The Star's Saturday editorial

Politics and favoritism have to be dropouts in new discussions on school closings in the Kansas City School District.

Kansas City school board members should be grateful that new Superintendent John Covington has started the process to make the badly needed cuts. This is not the time for the board to start meddling in administrative business.

District officials only have to do the math to see that buildings must be closed and staffs must be downsized.

The district has 61 school buildings, and overall they are barely half full. The 11 buildings that serve high school students are even worse off. They are only 39.7 percent full.

Like state and local governments, the Kansas City School District is facing extreme cash shortfalls. It can’t afford wasted space and bloated staffs. Budget projections in September showed the district facing a revenue drop of $32.5 million, with decreases in federal, state, sales tax, local and property tax funding.
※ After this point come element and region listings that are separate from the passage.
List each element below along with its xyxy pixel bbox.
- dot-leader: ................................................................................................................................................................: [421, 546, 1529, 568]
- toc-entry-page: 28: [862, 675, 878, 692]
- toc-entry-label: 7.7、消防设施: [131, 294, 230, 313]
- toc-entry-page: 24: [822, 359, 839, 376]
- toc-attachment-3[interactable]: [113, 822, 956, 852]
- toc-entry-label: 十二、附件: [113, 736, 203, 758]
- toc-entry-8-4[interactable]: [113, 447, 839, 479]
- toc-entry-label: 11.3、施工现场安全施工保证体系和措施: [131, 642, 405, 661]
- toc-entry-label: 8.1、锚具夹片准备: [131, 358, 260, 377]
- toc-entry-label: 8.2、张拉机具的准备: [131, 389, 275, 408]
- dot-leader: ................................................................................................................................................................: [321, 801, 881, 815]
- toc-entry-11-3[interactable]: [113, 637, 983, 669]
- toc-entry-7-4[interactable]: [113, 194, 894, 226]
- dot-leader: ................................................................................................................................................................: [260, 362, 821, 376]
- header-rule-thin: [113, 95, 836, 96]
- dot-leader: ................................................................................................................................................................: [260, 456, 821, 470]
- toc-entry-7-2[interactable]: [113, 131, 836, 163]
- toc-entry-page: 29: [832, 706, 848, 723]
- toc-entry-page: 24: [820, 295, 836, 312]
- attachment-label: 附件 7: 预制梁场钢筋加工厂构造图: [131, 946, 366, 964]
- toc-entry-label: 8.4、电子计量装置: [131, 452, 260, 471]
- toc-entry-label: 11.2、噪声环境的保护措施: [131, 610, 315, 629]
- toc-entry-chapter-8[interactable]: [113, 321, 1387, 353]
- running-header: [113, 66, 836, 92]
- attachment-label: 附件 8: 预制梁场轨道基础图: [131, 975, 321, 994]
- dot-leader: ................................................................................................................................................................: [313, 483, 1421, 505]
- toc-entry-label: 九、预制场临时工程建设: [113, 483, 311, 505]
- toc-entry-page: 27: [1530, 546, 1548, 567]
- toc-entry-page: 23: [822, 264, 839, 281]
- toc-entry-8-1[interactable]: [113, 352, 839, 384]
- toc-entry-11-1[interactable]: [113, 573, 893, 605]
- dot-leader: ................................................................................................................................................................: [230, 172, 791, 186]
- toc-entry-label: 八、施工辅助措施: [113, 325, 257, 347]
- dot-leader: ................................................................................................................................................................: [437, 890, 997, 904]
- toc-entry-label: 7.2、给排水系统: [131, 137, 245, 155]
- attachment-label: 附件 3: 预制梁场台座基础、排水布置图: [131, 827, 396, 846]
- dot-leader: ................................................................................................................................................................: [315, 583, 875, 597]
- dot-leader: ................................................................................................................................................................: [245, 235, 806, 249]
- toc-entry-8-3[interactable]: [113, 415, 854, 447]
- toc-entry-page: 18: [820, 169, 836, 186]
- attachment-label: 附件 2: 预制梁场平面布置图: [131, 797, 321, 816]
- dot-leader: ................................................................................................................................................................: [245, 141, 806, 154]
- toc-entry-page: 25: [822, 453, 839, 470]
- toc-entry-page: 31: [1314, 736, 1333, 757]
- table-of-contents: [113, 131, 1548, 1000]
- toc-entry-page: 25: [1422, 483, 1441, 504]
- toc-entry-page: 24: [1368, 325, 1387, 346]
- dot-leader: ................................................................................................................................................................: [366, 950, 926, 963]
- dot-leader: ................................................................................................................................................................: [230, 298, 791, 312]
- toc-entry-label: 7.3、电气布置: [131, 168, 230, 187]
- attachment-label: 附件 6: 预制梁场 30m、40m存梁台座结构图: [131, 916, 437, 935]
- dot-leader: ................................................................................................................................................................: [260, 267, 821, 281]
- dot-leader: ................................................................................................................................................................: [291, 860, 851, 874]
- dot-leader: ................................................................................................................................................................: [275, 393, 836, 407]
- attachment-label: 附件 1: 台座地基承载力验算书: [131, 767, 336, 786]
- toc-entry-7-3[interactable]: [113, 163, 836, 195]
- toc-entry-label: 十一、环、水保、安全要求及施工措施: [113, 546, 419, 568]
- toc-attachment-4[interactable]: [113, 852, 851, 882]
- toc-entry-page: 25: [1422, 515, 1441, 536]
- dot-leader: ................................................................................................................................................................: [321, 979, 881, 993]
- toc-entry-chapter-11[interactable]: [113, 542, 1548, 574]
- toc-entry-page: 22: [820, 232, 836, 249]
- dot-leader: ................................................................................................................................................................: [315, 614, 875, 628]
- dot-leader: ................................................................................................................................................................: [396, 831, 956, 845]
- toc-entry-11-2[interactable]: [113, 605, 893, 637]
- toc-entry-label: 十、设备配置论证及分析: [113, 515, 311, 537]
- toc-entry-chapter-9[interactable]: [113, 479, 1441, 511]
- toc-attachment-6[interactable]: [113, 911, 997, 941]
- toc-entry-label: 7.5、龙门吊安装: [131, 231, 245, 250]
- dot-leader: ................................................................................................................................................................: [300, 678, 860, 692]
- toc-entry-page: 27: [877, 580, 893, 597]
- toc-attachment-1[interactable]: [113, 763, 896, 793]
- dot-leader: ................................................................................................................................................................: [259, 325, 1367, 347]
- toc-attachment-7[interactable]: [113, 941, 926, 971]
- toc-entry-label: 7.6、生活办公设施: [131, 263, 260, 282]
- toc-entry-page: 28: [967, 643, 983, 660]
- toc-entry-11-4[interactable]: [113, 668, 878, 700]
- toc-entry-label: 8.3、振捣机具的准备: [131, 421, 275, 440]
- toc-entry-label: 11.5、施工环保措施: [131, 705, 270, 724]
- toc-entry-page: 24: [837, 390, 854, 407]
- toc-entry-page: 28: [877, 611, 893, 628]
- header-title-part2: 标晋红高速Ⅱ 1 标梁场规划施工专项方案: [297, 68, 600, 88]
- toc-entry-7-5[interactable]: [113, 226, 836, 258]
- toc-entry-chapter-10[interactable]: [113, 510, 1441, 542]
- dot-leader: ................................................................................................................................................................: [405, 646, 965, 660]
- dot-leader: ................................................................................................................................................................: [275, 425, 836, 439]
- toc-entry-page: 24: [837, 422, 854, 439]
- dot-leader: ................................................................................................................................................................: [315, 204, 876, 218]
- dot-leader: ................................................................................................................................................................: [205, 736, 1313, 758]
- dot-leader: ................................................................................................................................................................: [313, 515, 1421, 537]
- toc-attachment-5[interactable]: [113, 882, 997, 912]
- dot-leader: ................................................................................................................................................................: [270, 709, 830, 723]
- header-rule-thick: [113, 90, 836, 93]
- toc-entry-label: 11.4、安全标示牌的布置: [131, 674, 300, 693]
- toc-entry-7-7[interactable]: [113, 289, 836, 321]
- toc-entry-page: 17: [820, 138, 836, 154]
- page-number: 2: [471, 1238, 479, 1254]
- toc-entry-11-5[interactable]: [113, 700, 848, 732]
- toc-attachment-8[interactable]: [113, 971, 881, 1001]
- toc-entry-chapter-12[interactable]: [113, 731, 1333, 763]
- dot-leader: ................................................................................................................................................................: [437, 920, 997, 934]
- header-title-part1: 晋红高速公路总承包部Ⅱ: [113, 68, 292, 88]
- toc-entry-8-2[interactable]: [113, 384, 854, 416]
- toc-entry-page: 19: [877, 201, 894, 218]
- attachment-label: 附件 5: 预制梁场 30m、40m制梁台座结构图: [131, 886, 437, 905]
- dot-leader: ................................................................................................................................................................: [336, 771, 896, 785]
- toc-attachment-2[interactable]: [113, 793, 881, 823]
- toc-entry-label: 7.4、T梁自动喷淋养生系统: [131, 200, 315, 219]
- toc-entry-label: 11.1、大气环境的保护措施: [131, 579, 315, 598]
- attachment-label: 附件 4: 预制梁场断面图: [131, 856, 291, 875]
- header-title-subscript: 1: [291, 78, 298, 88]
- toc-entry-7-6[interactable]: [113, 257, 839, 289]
Extreme belt tightening is unavoidable and may include closing a significant number of schools. Board members and district officials have known for years that cuts are needed; they just haven’t displayed enough backbone to get the job done. But the tough job can’t be put off any longer.

The cuts will anger a lot of people. People are right to be attached to neighborhood schools and successful magnet programs. So the reductions must be strategic, leaving the district with the most academically successful programs and staffs.

As a newcomer with a new team of administrators, Covington is best suited to guide the reduction process without the all-too frequent influences of politics and favoritism. The school board has to maintain the stance it has admirably taken so far this year — backing away from micromanaging and meddling and letting the superintendent do his job for the good of the children and the community.